---
title: Unexpected Depths
layout: post
excerpt: Did you know iPhone portrait mode HEIC files have a depth map in them?
assets: /assets/blog/heic_depth_map
thumbnail: /assets/blog/heic_depth_map/thumbnail.png
social_image: /assets/blog/heic_depth_map/thumbnail.png
alt: An image of my face, half is a normal colour photograph and half is a depth map in black and white.
model_viewer: true
---
You know how iPhones do this fake depth of field effect where they blur the background? Did you know that the depth information used to do that effect is stored in the file?
```python
# pip install pillow pillow-heif pypcd4
from PIL import Image, ImageFilter
from pillow_heif import HeifImagePlugin
d = Path("wherever")
img = Image.open(d / "test_image.heic")
img = Image.open(d / "test_image.heic")
depth_im = img.info["depth_images"][0]
pil_depth_im = depth_im.to_pillow()
pil_depth_im.save(d / "depth.png")
depth_array = np.asarray(depth_im)
rgb_rescaled = img.resize(depth_array.shape[::-1])
rgb_rescaled.save(d / "rgb.png")
rgb_array = np.asarray(rgb_rescaled)
print(pil_depth_im.info["metadata"])
print(f"{depth_array.shape = }, {rgb_array.shape = }")
```
A lovely picture of my face and a depth map of it.
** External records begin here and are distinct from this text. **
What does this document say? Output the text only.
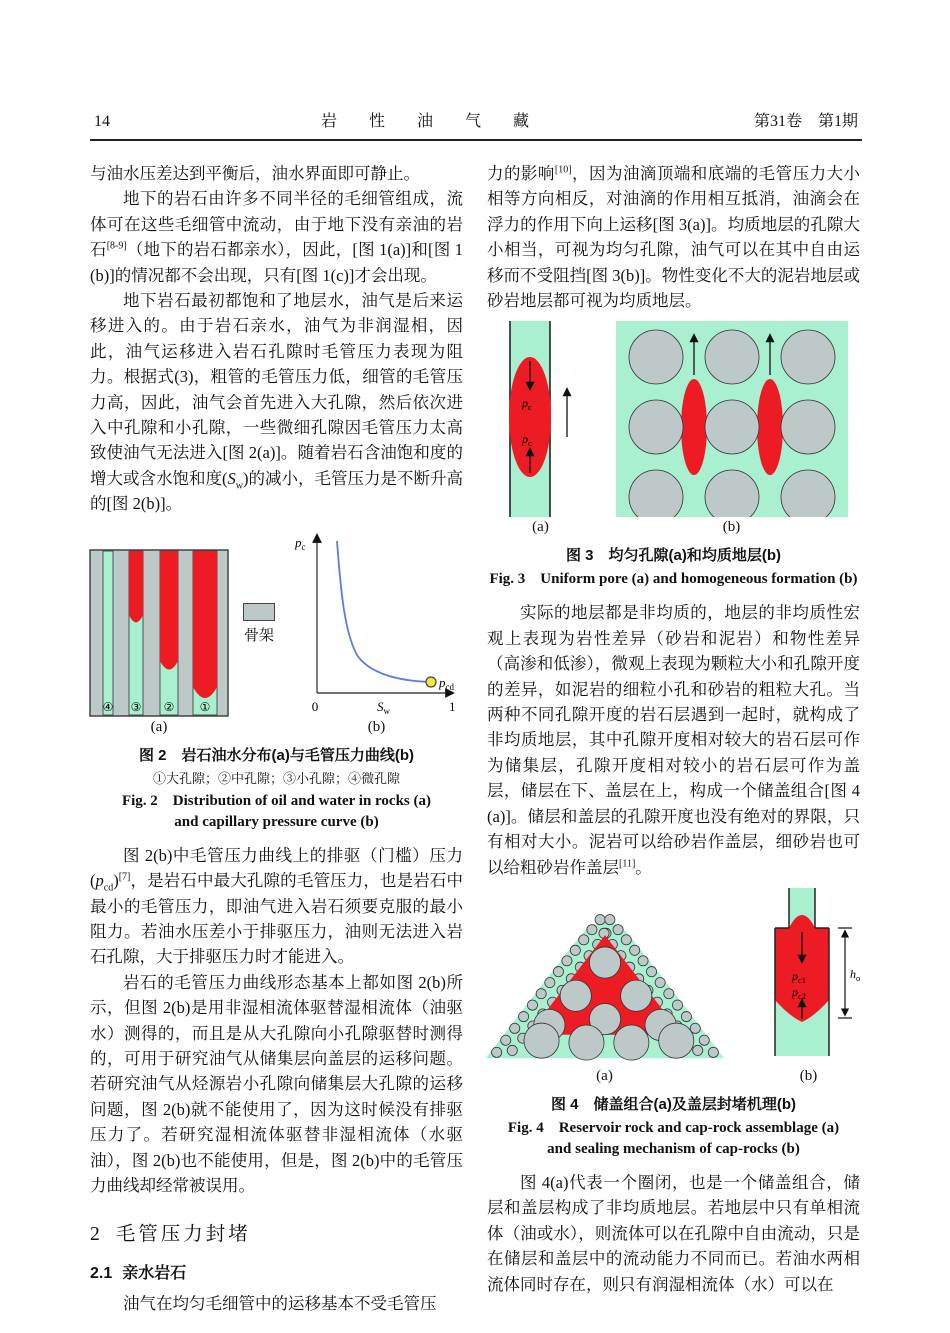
14	岩 性 油 气 藏	第31卷　第1期

与油水压差达到平衡后，油水界面即可静止。

地下的岩石由许多不同半径的毛细管组成，流体可在这些毛细管中流动，由于地下没有亲油的岩石[8-9]（地下的岩石都亲水），因此，[图 1(a)]和[图 1(b)]的情况都不会出现，只有[图 1(c)]才会出现。

地下岩石最初都饱和了地层水，油气是后来运移进入的。由于岩石亲水，油气为非润湿相，因此，油气运移进入岩石孔隙时毛管压力表现为阻力。根据式(3)，粗管的毛管压力低，细管的毛管压力高，因此，油气会首先进入大孔隙，然后依次进入中孔隙和小孔隙，一些微细孔隙因毛管压力太高致使油气无法进入[图 2(a)]。随着岩石含油饱和度的增大或含水饱和度$(S_w)$的减小，毛管压力是不断升高的[图 2(b)]。

④ ③ ② ①
(a)
骨架
$p_c$
$p_{cd}$
0	$S_w$	1
(b)
图 2　岩石油水分布(a)与毛管压力曲线(b)
①大孔隙；②中孔隙；③小孔隙；④微孔隙
Fig. 2　Distribution of oil and water in rocks (a)
and capillary pressure curve (b)

图 2(b)中毛管压力曲线上的排驱（门槛）压力$(p_{cd})[7]$，是岩石中最大孔隙的毛管压力，也是岩石中最小的毛管压力，即油气进入岩石须要克服的最小阻力。若油水压差小于排驱压力，油则无法进入岩石孔隙，大于排驱压力时才能进入。

岩石的毛管压力曲线形态基本上都如图 2(b)所示，但图 2(b)是用非湿相流体驱替湿相流体（油驱水）测得的，而且是从大孔隙向小孔隙驱替时测得的，可用于研究油气从储集层向盖层的运移问题。若研究油气从烃源岩小孔隙向储集层大孔隙的运移问题，图 2(b)就不能使用了，因为这时候没有排驱压力了。若研究湿相流体驱替非湿相流体（水驱油），图 2(b)也不能使用，但是，图 2(b)中的毛管压力曲线却经常被误用。

2 毛管压力封堵
2.1 亲水岩石

油气在均匀毛细管中的运移基本不受毛管压

力的影响[10]，因为油滴顶端和底端的毛管压力大小相等方向相反，对油滴的作用相互抵消，油滴会在浮力的作用下向上运移[图 3(a)]。均质地层的孔隙大小相当，可视为均匀孔隙，油气可以在其中自由运移而不受阻挡[图 3(b)]。物性变化不大的泥岩地层或砂岩地层都可视为均质地层。

$p_c$
$p_c$
(a)	(b)
图 3　均匀孔隙(a)和均质地层(b)
Fig. 3　Uniform pore (a) and homogeneous formation (b)

实际的地层都是非均质的，地层的非均质性宏观上表现为岩性差异（砂岩和泥岩）和物性差异（高渗和低渗），微观上表现为颗粒大小和孔隙开度的差异，如泥岩的细粒小孔和砂岩的粗粒大孔。当两种不同孔隙开度的岩石层遇到一起时，就构成了非均质地层，其中孔隙开度相对较大的岩石层可作为储集层，孔隙开度相对较小的岩石层可作为盖层，储层在下、盖层在上，构成一个储盖组合[图 4(a)]。储层和盖层的孔隙开度也没有绝对的界限，只有相对大小。泥岩可以给砂岩作盖层，细砂岩也可以给粗砂岩作盖层[11]。

(a)
$p_{c1}$
$p_{c2}$
$h_o$
(b)
图 4　储盖组合(a)及盖层封堵机理(b)
Fig. 4　Reservoir rock and cap-rock assemblage (a)
and sealing mechanism of cap-rocks (b)

图 4(a)代表一个圈闭，也是一个储盖组合，储层和盖层构成了非均质地层。若地层中只有单相流体（油或水），则流体可以在孔隙中自由流动，只是在储层和盖层中的流动能力不同而已。若油水两相流体同时存在，则只有润湿相流体（水）可以在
Crazy! I had a play with projecting this into 3D to see what it would look like. I was too lazy to look deeply into how this should be interpreted geometrically, so initially I just pretended the image was taken from infinitely far away and then eyeballed the units. The fact that this looks at all reasonable makes me wonder if the depths are somehow reprojected to match that assumption. Otherwise you'd need to also know the properties of the lense that was used to take the photo.
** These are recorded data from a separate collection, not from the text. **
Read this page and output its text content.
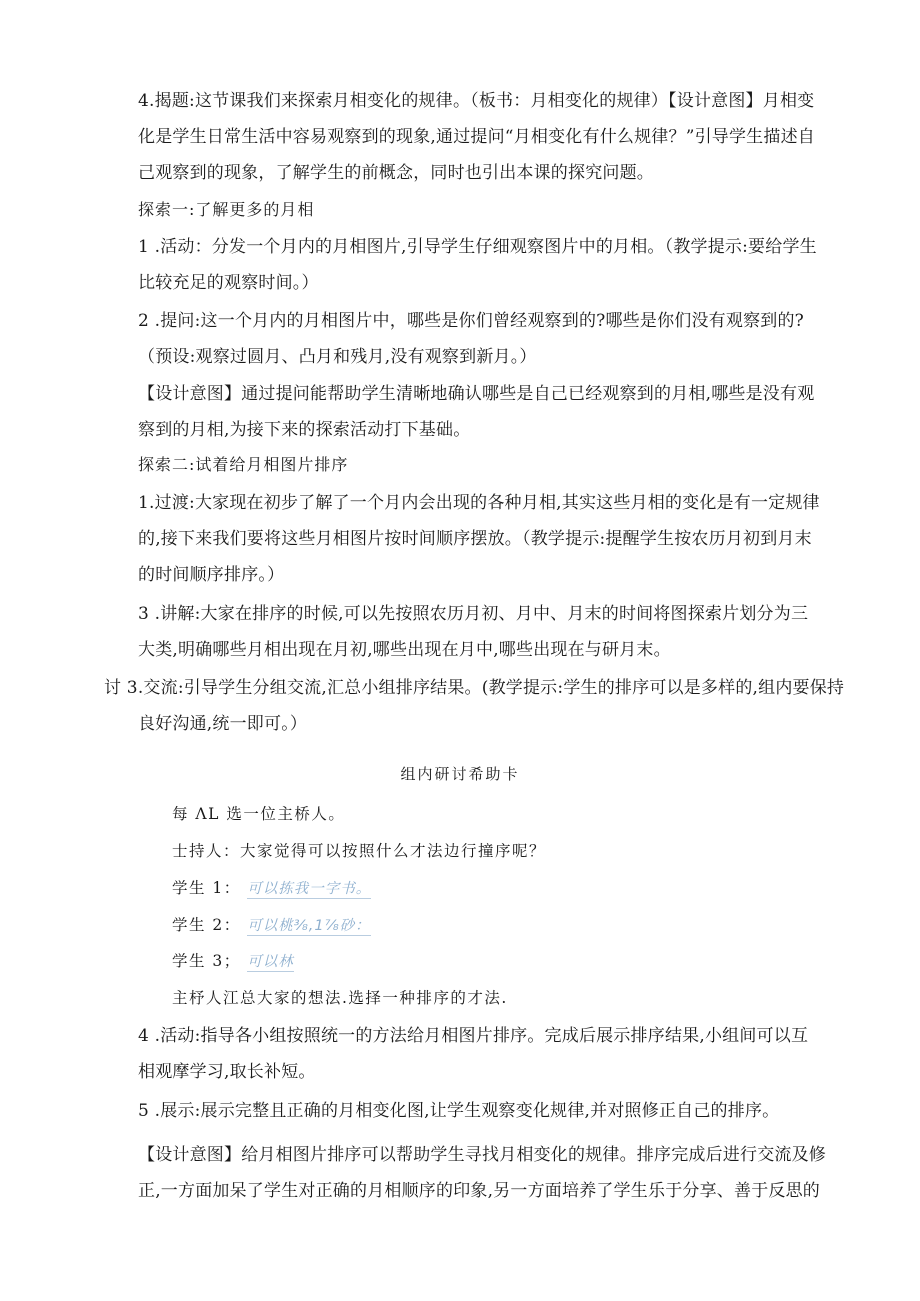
4.揭题:这节课我们来探索月相变化的规律。（板书：月相变化的规律）【设计意图】月相变
化是学生日常生活中容易观察到的现象,通过提问“月相变化有什么规律？”引导学生描述自
己观察到的现象，了解学生的前概念，同时也引出本课的探究问题。
探索一:了解更多的月相
1 .活动：分发一个月内的月相图片,引导学生仔细观察图片中的月相。（教学提示:要给学生
比较充足的观察时间。）
2 .提问:这一个月内的月相图片中，哪些是你们曾经观察到的?哪些是你们没有观察到的?
（预设:观察过圆月、凸月和残月,没有观察到新月。）
【设计意图】通过提问能帮助学生清晰地确认哪些是自己已经观察到的月相,哪些是没有观
察到的月相,为接下来的探索活动打下基础。
探索二:试着给月相图片排序
1.过渡:大家现在初步了解了一个月内会出现的各种月相,其实这些月相的变化是有一定规律
的,接下来我们要将这些月相图片按时间顺序摆放。（教学提示:提醒学生按农历月初到月末
的时间顺序排序。）
3 .讲解:大家在排序的时候,可以先按照农历月初、月中、月末的时间将图探索片划分为三
大类,明确哪些月相出现在月初,哪些出现在月中,哪些出现在与研月末。
讨 3.交流:引导学生分组交流,汇总小组排序结果。(教学提示:学生的排序可以是多样的,组内要保持
良好沟通,统一即可。）
组内研讨希助卡
每 ΛL 选一位主桥人。
士持人：大家觉得可以按照什么才法边行撞序呢？
学生 1： 可以拣我一字书。
学生 2： 可以桃⅜,1⅞砂：
学生 3； 可以林
主杼人江总大家的想法.选择一种排序的才法.
4 .活动:指导各小组按照统一的方法给月相图片排序。完成后展示排序结果,小组间可以互
相观摩学习,取长补短。
5 .展示:展示完整且正确的月相变化图,让学生观察变化规律,并对照修正自己的排序。
【设计意图】给月相图片排序可以帮助学生寻找月相变化的规律。排序完成后进行交流及修
正,一方面加呆了学生对正确的月相顺序的印象,另一方面培养了学生乐于分享、善于反思的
This handy `pypcd4` python library made outputting the data quite easy and three.js has a module for displaying point cloud data. You can see that why writing numpy code I tend to scatter `print(f"{array.shape = }, {array.dtype = }")` liberally throughout, it just makes keeping track of those arrays so much easier.
```python
from pypcd4 import PointCloud
n, m = rgb_array.shape[:2]
aspect = n / m
x = np.linspace(0,2 * aspect,n)
y = np.linspace(0,2,m)
rgb_points = rgb_array.reshape(-1, 3)
print(f"{rgb_points.shape = }, {rgb_points.dtype = }")
rgb_packed = PointCloud.encode_rgb(rgb_points).reshape(-1, 1)
print(f"{rgb_packed.shape = }, {rgb_packed.dtype = }")
mesh = np.array(np.meshgrid(x, y, indexing='ij'))
xy_points = mesh.reshape(2,-1).T
print(f"{xy_points.shape = }")
z = depth_array.reshape(-1, 1).astype(np.float64) / 255.0
m = pil_depth_im.info["metadata"]
range = m["d_max"] - m["d_min"]
z = range * z + m["d_min"]
print(f"{xyz_points.shape = }")
xyz_rgb_points = np.concatenate([xy_points, z, rgb_packed], axis = -1)
pc = PointCloud.from_xyzrgb_points(xyz_rgb_points)
pc.save(d / "pointcloud.pcd")
```
Click and drag to spin me around. It didn't really capture my nose very well, I guess this is more a foreground/background kinda thing.
If you have JS enabled this is interactive.An interactive point cloud view of the depth data from the rear facing camera of my phone.
## Update
After looking a bit more into this, I found the [Apple docs on capturing depth information](https://developer.apple.com/documentation/avfoundation/capturing-photos-with-depth) which explains that for phones with two or more front cameras, they use the difference in the two images to estimate depth, while the front facing camera on modern phones has [an IR camera](https://developer.apple.com/documentation/avfoundation/avcapturedevice/devicetype-swift.struct/builtintruedepthcamera) that uses a grid of dots to estimate true depth like the good old kinect sensor.
So I had a go with the front facing camera too:
A lovely picture of my face and a depth map of it.
The depth information, while lower resolution, is much better. My nose really pops in this one!
If you have JS enabled this is interactive.An interactive point cloud view of the depth from the front facing camera of an iPhone.